PRIMERO.- El Juzgado de Primera Instancia Número 3 de Sanlúcar de Bda dictó en fecha de 28 de noviembre de 2022 Sentencia en cuya Parte Dispositiva se acordaba estimar íntegramente la demanda interpuesta por el Sr Juan Ramón, y declara que éste ostenta el pleno dominio de la finca registral del término municipal de Chipiona n.º NUM000 adquirida el 20-8-1979 por compraventa para su sociedad de gananciales constituida con su esposa Dª Nieves; acordar la nulidad de los negocios jurídicos suscritos entre Caixabank y D Benjamín y D Cipriano, préstamos hipotecarios de fechas 17-4-2007 y 8-1-2008, que gravan la finca registral NUM000; nulidad y cancelación de las inscripciones registrales (2ª de la citada registral de 129-6-07 relativa al préstamo hipotecario de 17-4-07, y la 3ª de 3-3-08 relativa al préstamo hipotecario de 8-1-08, librando mandamientos procedentes al Registro de la Propiedad para la oportuna inscripción registral. Todo ello, sin imposición de las costas de la instancia.
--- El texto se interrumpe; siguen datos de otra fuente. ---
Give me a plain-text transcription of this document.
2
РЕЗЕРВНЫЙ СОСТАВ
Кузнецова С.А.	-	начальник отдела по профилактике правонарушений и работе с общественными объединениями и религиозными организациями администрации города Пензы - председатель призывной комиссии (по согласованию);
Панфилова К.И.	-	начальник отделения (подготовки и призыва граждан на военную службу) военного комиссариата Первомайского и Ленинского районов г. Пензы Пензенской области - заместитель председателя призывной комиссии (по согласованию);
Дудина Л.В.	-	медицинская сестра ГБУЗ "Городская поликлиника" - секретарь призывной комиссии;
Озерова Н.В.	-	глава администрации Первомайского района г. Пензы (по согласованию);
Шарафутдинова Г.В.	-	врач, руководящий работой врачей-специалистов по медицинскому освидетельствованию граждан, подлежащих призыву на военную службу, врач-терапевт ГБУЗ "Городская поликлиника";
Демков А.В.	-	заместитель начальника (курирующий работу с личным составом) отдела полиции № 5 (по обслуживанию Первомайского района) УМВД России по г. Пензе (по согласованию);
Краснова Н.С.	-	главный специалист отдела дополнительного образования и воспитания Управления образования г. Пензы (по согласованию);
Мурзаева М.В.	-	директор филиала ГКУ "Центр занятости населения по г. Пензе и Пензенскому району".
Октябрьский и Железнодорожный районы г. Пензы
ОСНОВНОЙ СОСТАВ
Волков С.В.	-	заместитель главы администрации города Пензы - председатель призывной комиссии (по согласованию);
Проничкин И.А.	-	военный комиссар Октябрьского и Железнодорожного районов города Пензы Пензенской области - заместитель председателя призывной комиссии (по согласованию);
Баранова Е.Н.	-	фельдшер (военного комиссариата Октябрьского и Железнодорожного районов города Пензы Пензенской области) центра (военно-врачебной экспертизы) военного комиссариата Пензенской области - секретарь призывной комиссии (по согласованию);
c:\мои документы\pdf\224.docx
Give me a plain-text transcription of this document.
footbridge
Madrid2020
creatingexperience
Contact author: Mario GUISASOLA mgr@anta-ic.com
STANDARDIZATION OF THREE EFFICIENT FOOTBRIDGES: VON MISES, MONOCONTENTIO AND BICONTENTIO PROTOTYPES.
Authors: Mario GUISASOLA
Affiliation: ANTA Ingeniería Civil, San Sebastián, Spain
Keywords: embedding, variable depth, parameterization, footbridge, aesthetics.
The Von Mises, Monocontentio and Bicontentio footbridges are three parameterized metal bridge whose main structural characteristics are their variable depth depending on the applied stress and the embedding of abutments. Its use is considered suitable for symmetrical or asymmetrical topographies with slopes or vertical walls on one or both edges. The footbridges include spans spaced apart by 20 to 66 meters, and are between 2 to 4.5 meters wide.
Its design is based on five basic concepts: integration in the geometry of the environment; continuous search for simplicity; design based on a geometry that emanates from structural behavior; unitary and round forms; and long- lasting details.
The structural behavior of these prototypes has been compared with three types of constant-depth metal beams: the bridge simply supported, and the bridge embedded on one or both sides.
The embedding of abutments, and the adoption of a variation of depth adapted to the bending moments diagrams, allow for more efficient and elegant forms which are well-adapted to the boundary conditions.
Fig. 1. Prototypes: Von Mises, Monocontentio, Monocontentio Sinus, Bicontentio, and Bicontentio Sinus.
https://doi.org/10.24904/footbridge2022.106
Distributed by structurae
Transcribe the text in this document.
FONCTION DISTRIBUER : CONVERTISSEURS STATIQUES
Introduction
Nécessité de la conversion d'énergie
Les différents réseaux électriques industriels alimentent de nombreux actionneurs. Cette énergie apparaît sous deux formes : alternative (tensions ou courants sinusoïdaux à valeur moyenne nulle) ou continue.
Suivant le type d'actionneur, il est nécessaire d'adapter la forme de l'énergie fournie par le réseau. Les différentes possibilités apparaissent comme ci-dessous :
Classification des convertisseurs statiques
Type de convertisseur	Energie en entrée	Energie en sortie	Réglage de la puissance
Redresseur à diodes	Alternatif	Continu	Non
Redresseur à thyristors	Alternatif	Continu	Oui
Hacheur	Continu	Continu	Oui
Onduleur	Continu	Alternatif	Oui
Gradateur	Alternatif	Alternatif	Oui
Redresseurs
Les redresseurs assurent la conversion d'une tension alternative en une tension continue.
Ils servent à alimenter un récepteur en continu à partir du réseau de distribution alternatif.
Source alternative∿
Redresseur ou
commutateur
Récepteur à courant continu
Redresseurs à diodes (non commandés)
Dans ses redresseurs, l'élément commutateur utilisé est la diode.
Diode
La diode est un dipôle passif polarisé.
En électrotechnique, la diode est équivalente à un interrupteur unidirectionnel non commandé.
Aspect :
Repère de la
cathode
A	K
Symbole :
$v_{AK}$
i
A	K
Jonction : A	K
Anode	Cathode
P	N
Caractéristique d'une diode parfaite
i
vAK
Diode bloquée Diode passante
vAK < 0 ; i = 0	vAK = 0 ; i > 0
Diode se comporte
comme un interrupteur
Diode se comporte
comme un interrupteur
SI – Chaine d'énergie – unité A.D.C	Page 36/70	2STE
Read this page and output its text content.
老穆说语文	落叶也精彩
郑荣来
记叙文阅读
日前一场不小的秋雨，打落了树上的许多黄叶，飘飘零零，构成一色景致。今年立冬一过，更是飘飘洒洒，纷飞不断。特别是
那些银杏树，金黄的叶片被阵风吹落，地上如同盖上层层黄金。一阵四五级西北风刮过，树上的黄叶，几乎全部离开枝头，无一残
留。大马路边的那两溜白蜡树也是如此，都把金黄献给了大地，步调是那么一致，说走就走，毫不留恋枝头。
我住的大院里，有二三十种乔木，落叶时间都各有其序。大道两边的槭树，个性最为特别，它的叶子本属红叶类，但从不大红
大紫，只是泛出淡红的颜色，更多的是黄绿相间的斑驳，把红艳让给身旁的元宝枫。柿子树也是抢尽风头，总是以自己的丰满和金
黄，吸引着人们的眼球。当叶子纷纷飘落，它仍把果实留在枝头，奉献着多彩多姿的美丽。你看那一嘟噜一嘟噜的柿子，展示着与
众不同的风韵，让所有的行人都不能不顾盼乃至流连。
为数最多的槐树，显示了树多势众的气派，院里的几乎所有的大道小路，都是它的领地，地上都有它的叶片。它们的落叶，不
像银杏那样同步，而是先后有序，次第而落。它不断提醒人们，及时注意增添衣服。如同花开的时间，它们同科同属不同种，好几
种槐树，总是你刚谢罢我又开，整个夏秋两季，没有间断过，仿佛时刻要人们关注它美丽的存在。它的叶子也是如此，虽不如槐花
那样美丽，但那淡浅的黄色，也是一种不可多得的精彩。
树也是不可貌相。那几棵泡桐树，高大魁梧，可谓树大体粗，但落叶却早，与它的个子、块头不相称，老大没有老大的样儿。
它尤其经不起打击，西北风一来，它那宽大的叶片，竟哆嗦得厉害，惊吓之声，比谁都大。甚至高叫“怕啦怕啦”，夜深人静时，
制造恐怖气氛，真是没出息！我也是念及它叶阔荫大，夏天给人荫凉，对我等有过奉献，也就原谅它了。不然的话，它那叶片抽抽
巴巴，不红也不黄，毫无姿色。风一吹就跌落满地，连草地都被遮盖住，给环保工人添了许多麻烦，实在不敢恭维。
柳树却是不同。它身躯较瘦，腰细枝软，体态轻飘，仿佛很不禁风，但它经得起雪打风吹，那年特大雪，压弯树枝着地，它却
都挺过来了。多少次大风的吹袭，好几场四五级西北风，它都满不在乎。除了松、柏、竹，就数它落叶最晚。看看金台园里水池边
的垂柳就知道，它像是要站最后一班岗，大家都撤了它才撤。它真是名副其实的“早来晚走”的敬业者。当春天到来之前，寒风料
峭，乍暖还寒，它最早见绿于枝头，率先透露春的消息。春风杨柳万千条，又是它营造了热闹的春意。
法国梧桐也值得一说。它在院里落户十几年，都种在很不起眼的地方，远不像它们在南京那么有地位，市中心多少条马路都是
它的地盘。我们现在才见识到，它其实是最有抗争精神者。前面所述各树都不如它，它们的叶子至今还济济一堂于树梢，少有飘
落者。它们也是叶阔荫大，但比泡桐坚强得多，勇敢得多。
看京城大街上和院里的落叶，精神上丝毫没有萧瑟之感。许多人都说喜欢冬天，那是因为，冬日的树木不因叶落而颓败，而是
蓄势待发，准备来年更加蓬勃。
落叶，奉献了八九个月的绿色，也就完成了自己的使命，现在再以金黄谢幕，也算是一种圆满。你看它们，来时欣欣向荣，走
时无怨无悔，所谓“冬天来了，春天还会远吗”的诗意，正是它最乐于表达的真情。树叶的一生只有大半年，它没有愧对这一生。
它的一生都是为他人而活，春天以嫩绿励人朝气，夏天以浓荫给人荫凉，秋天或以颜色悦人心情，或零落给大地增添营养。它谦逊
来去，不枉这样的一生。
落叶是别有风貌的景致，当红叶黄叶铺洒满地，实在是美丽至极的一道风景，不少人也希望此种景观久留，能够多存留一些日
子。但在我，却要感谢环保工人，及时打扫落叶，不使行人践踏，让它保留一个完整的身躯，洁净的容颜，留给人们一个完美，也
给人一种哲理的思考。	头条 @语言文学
SEGUNDO.- Contra dicha resolución se interpusieron sendos recursos de apelación por D Juan Ramón y por Caixabank , admitidos a trámite y conferidos los preceptivos traslados, se remitió el procedimiento a esta Sección de la Audiencia Provincial, en la que, tras formarse el correspondiente Rollo y designarse Ponente, quedaron los recursos vistos para deliberación y resolución.

TERCERO.- En la tramitación de este recurso se han observado las formalidades legales.

Fundamentos

PRIMERO.- Como necesarios antecedentes de hecho, hay que señalar los siguientes:

Se entabló por el demandante acción declarativa de dominio indicando que es propietario de la finca descrita en demanda, registral NUM000 del Registro de la Propiedad de Chipiona. Fue adquirida por el actor mediante contrato privado de compraventa celebrado el 20-8-1979 para su sociedad ganancial del vendedor y propietario D Cipriano. No llegaron a elevar a escritura pública dicho contrato, ni a proceder a su inscripción en el Registro de la propiedad a nombre del actor y titular de la misma. Se trata de finca rústica con una superficie de 8.637 metros cuadrados, destinada exclusivamente desde su compra por el actor a cultivo agrícola, sin contener en su interior construcción alguna, e inscrita en el catastro a nombre del actor.

Ha sido posteriormente, con ocasión de solicitud por el actor de nota simple respecto de la finca, y a fin de proceder a elevar la venta a documento público y proceder a su inscripción, cuando ha conocido que sobre la misma se han constituído sendas garantías hipotecarias a favor actualmente de Caixabank, por importes respectivos de 30.000 y 60.000 euros.

Consta que en la tasación previa a los préstamos hipotecarios que la finca que pretendía ser ofrecida por los ahora demandados y grabada en garantía a favor de la entidad de crédito, NO era la que es propiedad del actor, sino otra distinta, titularidad del Sr Cipriano., y que aparece en esa tasación con diferente referencia catastral, distinta superficie y que además contiene una construcción de edificación, pendiente de inmatricular, procedente de partición de herencia y adjudicada al Sr Cipriano (hipotecante no prestatario de ambos préstamos). Constan previas reclamaciones y gestiones conjuntas efectuadas por actor y demandados frente a la entidad Caixabank.

Los codemandados (padre e hijo) Srs Cipriano y Benjamín no contestaron la demanda, habiendo permanecido en rebeldía procesal en la tramitación del procedimiento.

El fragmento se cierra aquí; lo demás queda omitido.